Question-and-Answer Session
Operator
And our first question will come from the line of Mr. Mark Mahaney. Please proceed.
Mark Mahaney - Citi Investment Research
Thank you. I wanted to ask a couple of questions please. Could you talk about the materiality if any of the FedEx deal. Second, could you talk about the gross margin trends seem to have nicely continue days to stabilization trend from last quarter, how sustainable is that going forward. Those I guess, this question is for Mike?
And Robert, I want to ask you a broad question which is just you have a visibility in the both consumer and in the small business span. I understand more in the small business, but is there something you see that indicates the consumer has come back little bit more quickly than the small business demand just abroad -- across the broad markets that you look at? Thank you very much.
Mike Giannetto
Thank you. Mark, this is Mike. So, in terms of the FedEx announcement, obviously we're very pleased to be striking this partnership with FedEx. In terms of materiality, we don't comment specifically on any strategic partnership relationships as we didn't when we signed with OfficeMax and other.

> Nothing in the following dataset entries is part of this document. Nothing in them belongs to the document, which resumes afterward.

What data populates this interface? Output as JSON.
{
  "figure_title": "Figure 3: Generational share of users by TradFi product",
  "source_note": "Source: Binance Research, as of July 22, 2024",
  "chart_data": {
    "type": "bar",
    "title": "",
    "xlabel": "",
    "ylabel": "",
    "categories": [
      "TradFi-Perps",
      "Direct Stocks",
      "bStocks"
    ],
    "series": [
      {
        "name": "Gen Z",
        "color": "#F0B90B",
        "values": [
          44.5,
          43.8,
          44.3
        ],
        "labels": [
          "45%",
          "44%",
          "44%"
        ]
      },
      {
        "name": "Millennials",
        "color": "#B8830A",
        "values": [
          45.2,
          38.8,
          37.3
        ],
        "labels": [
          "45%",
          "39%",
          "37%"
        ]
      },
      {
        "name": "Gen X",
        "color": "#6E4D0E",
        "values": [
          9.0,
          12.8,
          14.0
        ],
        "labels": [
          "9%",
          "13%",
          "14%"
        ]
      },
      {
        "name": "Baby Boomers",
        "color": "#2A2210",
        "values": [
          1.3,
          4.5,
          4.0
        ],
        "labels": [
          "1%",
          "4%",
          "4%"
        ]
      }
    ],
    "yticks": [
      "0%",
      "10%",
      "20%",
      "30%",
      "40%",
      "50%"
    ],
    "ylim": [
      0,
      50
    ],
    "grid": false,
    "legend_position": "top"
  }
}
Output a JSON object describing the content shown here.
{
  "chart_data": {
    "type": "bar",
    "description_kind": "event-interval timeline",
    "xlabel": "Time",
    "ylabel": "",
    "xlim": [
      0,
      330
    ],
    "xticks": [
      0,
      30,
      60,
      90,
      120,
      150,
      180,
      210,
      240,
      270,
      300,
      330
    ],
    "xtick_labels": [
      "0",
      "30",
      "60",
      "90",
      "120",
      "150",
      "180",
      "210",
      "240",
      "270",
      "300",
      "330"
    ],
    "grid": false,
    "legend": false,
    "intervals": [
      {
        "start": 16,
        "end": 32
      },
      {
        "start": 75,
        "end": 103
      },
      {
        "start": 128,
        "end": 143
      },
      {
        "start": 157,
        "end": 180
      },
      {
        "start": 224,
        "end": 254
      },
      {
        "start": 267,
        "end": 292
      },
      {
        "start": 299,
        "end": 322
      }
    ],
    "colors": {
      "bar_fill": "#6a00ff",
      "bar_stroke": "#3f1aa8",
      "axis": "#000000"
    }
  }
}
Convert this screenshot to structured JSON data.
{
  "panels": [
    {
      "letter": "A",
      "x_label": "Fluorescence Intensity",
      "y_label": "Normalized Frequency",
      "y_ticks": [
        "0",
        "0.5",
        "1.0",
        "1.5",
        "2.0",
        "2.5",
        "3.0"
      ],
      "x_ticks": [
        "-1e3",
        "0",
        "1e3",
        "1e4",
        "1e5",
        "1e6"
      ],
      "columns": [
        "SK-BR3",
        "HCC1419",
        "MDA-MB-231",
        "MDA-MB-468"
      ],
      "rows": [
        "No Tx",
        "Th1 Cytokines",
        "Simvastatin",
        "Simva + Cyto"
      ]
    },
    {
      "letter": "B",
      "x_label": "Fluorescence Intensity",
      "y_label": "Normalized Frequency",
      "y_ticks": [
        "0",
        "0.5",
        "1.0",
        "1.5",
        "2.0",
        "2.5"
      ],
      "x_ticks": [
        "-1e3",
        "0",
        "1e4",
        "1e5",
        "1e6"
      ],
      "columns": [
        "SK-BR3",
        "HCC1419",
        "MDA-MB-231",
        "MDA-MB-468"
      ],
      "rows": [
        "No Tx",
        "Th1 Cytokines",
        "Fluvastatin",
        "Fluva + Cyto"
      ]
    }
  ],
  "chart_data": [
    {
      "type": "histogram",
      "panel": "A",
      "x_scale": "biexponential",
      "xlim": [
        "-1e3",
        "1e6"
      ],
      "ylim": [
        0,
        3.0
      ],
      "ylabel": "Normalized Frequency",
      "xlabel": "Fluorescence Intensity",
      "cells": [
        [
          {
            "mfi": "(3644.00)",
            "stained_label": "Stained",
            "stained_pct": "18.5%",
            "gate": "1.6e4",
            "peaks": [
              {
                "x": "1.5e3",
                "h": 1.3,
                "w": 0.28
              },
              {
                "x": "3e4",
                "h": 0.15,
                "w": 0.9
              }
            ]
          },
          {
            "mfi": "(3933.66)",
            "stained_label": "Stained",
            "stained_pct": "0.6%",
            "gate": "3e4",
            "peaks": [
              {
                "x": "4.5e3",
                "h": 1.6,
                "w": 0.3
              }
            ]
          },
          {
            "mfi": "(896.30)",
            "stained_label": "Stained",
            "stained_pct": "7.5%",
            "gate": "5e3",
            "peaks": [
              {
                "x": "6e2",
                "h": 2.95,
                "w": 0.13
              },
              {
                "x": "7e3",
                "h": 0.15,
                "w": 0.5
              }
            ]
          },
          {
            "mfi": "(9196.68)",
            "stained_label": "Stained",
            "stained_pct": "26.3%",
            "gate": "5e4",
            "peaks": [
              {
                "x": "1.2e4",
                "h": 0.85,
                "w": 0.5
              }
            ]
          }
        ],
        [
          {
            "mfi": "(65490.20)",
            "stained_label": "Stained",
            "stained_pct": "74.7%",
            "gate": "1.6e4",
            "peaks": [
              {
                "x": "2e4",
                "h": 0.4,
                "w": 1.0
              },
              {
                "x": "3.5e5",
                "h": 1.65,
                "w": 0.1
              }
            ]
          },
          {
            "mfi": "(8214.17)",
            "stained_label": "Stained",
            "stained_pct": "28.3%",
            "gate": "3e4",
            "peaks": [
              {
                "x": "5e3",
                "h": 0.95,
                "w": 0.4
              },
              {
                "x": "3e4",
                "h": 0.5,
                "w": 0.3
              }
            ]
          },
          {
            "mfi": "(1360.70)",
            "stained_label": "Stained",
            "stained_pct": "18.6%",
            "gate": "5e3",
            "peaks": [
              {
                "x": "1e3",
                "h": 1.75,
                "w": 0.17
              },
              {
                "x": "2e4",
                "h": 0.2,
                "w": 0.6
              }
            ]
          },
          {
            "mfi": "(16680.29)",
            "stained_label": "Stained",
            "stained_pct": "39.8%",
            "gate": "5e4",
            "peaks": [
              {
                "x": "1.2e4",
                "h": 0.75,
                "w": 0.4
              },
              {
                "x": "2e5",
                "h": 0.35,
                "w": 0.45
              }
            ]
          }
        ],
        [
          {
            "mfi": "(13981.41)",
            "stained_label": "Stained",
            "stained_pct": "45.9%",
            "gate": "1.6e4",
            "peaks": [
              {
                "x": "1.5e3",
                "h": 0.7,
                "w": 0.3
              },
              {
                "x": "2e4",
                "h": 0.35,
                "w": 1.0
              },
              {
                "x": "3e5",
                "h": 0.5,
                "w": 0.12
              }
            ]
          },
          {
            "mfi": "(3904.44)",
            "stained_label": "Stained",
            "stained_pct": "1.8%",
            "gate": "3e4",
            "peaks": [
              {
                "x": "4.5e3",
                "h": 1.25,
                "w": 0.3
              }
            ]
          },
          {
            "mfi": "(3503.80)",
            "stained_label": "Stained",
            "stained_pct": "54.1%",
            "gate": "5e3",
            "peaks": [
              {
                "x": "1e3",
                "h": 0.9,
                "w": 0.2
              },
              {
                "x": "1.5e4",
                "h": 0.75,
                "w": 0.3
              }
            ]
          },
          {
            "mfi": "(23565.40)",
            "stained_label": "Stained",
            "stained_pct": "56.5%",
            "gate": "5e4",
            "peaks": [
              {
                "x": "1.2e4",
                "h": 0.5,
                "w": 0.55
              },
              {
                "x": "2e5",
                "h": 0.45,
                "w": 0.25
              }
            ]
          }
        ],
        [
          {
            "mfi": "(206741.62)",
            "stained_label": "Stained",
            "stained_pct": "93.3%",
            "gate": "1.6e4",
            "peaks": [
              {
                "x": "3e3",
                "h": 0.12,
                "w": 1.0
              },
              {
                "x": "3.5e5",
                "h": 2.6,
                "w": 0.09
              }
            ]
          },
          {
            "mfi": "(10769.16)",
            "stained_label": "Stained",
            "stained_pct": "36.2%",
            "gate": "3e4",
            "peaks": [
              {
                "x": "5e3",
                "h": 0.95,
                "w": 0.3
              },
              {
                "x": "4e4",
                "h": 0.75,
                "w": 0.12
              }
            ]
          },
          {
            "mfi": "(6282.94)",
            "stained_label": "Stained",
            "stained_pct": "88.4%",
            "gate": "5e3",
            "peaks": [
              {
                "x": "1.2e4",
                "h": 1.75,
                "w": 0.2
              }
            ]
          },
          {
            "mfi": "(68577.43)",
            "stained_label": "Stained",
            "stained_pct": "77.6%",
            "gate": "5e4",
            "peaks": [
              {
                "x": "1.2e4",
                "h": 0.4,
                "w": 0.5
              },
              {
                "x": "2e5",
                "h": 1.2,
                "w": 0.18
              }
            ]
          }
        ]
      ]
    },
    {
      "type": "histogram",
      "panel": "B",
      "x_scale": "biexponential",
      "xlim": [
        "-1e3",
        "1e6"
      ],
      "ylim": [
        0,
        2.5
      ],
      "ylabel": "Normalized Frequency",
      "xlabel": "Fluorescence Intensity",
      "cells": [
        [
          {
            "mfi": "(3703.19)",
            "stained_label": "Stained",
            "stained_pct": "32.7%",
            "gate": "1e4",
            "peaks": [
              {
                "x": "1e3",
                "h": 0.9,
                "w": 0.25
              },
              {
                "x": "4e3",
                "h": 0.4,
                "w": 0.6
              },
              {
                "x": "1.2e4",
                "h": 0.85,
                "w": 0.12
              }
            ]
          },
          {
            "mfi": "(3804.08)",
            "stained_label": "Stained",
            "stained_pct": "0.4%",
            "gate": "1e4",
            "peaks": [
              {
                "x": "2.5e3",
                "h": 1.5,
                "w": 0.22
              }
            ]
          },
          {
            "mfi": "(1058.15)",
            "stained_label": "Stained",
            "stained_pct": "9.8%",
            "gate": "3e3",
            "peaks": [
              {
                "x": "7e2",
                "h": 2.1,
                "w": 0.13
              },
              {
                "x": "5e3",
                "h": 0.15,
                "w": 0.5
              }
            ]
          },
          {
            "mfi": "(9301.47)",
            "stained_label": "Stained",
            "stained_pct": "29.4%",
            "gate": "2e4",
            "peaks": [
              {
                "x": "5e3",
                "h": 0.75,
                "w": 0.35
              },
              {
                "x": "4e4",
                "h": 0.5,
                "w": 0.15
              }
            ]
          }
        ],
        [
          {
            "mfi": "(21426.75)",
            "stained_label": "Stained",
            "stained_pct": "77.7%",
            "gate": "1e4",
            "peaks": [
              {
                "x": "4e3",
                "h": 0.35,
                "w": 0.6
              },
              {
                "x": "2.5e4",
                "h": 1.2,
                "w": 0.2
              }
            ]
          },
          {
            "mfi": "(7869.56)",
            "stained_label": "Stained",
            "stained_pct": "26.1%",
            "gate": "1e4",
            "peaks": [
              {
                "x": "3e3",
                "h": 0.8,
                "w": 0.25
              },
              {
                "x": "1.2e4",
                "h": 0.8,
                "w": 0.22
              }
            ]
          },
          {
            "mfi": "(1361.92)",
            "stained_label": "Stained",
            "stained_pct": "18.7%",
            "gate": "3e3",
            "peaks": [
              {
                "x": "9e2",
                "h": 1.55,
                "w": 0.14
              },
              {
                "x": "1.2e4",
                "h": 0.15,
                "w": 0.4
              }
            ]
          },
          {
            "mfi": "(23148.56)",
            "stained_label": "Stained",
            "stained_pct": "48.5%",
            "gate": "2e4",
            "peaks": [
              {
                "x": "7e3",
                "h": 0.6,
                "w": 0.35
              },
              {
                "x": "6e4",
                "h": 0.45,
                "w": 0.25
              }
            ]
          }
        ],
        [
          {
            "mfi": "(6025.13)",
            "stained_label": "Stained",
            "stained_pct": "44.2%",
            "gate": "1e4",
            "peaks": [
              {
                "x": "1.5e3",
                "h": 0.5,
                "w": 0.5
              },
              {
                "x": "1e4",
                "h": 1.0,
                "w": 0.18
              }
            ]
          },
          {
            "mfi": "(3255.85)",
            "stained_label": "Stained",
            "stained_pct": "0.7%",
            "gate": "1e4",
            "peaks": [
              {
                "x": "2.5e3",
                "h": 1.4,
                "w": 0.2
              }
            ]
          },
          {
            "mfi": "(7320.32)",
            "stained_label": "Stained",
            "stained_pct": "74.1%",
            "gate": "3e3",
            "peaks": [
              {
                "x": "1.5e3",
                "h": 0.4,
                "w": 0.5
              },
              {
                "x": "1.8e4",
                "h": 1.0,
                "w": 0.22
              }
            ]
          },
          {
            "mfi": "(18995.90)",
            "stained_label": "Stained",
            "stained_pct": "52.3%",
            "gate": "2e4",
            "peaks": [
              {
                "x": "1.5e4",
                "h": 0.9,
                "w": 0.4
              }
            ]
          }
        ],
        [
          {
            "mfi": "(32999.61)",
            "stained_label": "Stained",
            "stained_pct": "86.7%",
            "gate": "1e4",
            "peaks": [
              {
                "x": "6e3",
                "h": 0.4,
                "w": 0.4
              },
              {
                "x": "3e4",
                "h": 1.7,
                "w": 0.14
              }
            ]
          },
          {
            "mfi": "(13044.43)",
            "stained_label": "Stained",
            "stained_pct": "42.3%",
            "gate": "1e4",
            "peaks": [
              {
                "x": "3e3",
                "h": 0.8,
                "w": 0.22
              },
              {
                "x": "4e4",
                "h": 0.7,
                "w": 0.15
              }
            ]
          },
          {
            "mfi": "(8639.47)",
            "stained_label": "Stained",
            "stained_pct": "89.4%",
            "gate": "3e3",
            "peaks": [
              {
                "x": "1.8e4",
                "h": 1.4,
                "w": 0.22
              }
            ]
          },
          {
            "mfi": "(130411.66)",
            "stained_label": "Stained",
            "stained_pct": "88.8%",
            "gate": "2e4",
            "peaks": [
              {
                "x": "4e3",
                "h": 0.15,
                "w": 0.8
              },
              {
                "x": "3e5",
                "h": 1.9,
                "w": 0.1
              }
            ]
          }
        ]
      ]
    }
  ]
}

So, I won't get into specifics about materiality other than to say what we did say in our release. It is a partnership that will cover all of the U.S. There are 1,600 stores within FedEx, Office, then we'll also be online with them partnering as well.
In terms of your second question on gross margin. Gross margin for Q3 came in at 63.5%, which was flat with our Q2 results the December quarter. So, we were pleased with that.
In terms of the dynamics within, basically the flatness on the gross margin quarter-to-quarter. We did have less volume, but we did in terms of cognizant absorption. But last quarter we did have a one-time charge which we did not repeat in Q3. And we saw a continued labor productivity improvements in both our plans. So it was a very strong quarter for gross margin.
Year-over-year when you look at gross margin, it did improve quite a bit 220 basis points over our Q3 '08 about 110 basis points of that was foreign exchange related with the Canadian dollar and the U.S. dollar movement, which last year returned us and this year is -- has been a positive.
In addition to that, again we've seen some nice labor productivity improvements in the plants as well some material pricing reductions.